Gigabyte GN-A17GU (Access Point 802.11g) e GN-WMAG (Placa de rede PCMCIA 802.11b/g)
Por Alberto Cozer em 27 de abril de 2004
Introdução
A Gigabyte vem fabricando, além de excelentes placas-mãe e placas de vídeo, também excelentes produtos de rede. Hoje nós testamos o ponto de acesso sem fio (access-point) padrão IEEE 802.11g (até 54 Mbps), modelo GN-A17GU. Como precisávamos ter em nosso micro uma placa de rede wireless deste mesmo padrão para podermos testar este equipamento, aproveitamos para testar também a placa de rede PCMCIA 802.11g da Gigabyte (modelo GN-WMAG). Desta forma, neste nosso teste estamos testando, na verdade, dois equipamentos wireless 801.11g da Gigabyte: o ponto de acesso e a placa de rede PCMCIA.
Ao contrário dos testes anteriores do Clube do Hardware para equipamentos de rede sem fio, o equipamento GN-A17GU da Gigabyte não é um roteador wireless, mas sim um ponto de acesso (access-point), ou seja, foi desenvolvido para possibilitar que estações sem fio consigam conectar-se a uma rede cabeada já existente e configurada.

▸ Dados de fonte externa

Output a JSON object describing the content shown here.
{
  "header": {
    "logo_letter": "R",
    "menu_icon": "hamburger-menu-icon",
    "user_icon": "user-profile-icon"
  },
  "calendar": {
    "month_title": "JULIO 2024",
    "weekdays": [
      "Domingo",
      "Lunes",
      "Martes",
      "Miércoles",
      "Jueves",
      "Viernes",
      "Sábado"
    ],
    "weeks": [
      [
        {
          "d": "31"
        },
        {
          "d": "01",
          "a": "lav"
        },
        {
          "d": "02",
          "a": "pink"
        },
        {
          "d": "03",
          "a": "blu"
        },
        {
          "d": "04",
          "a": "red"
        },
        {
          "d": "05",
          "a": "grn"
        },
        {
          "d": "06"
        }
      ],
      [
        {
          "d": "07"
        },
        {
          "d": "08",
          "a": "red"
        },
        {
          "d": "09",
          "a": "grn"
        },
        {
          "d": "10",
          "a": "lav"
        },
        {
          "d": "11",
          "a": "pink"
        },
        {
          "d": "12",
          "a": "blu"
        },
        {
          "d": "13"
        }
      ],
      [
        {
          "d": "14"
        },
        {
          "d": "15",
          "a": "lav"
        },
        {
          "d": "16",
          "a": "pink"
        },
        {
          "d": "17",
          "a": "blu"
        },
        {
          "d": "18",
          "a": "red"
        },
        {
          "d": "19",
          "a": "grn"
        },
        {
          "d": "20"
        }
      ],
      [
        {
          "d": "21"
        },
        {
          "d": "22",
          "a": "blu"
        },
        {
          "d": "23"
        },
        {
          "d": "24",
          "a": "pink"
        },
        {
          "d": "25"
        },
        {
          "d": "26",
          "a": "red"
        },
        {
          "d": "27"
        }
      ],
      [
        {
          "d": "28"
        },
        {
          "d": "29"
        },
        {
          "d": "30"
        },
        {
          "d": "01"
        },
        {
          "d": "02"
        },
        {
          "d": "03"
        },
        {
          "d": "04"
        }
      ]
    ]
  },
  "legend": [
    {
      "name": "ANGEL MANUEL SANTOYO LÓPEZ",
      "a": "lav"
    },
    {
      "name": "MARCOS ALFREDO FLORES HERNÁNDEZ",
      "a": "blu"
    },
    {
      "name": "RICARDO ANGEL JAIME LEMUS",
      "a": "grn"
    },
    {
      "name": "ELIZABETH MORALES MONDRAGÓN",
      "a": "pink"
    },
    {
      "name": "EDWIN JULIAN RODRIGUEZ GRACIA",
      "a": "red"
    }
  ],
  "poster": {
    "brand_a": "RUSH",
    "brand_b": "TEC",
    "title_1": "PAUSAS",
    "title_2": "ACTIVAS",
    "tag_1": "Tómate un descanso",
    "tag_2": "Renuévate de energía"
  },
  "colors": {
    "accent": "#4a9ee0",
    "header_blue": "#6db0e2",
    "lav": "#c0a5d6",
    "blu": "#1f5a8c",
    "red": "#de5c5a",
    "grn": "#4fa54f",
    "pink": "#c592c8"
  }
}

Por ser baseado na padronização 802.11g o equipamento da Gigabyte é compatível com outros pontos de acesso e placas de rede sem fio de outros fabricantes que sigam a mesma padronização (802.11g).
Importante notar que este ponto de acesso só funciona no padrão 802.11g (54 Mbps). Se você quiser que ele se comunique com equipamentos de 11 Mbps (802.11b) você terá de instalar um cartão PCMCIA em um slot adequado (ver Figura 4 mais adiante).
Assim como o ponto de acesso testado, a placa PCMCIA sem fio da Gigabyte também é compatível com equipamentos (roteadores, pontos de acesso e placas de rede) sem fio de outros fabricantes, nas duas padronizações sem-fio mais utilizadas (802.11b e 802.11g). Só que, ao contrário do ponto de acesso, a placa PCMCIA testada é dual, isto é, funciona tanto no padrão 802.11g quanto no padrão 802.11b.
Figura 1: Vista frontal do ponto de acesso GN-A17GU.
Figura 2: Vista lateral do ponto de acesso 802.11g da Gigabyte, com sua entrada para cabo de força e Ethernet (100 Mbps full duplex).
Figura 3: Placa wireless PCMCIA. Antena integrada e suporte a redes 802.11b e 802.11g.
Figura 4: Slot de expansão com placa PCMCIA de rede sem fio 802.11b inserida. Possibilita funcionamento nas redes 802.11b e 802.11g simultaneamente.O equipamento da Gigabyte já traz antena integrada para a conexão 802.11g, o que torna desnecessária a adição de uma placa PCMCIA no slot de expansão do equipamento. O slot é útil apenas para ampliar a capacidade do equipamento, possibilitando que ele funcione no modo 802.11b e 802.11g simultaneamente. Ou seja, ele não precisa de uma placa PCMCIA para funcionar. Este cartão só é necessário se você quiser que o equipamento funcione ao mesmo tempo no padrão 802.11g e 802.11b.
Antes de irmos aos nossos testes, vamos dar uma olhada nas principais características desses equipamentos.
Principais Características
- Slot de expansão PCMCIA
- Wireless Access-Point 802.11g (54 Mbps)
- Criptografia WEP 64/128 bits e suporte à WPA
- Interface de gerência via console própria
- Compactação de dados que permite desempenho de até 108 Mbps
- Controle de acesso por endereço MAC
- Suporte à autenticação 802.1x
- Servidor DHCP
- Suporte a SNMP
- Excelente desempenho
- Mais informações: http://www.gigabyte.com.tw
- Preço estimado nos EUA*: US$ 110 para o ponto de acesso GN-A17GU e US$ 36 para a placa de rede PCMCIA GN-WMAG.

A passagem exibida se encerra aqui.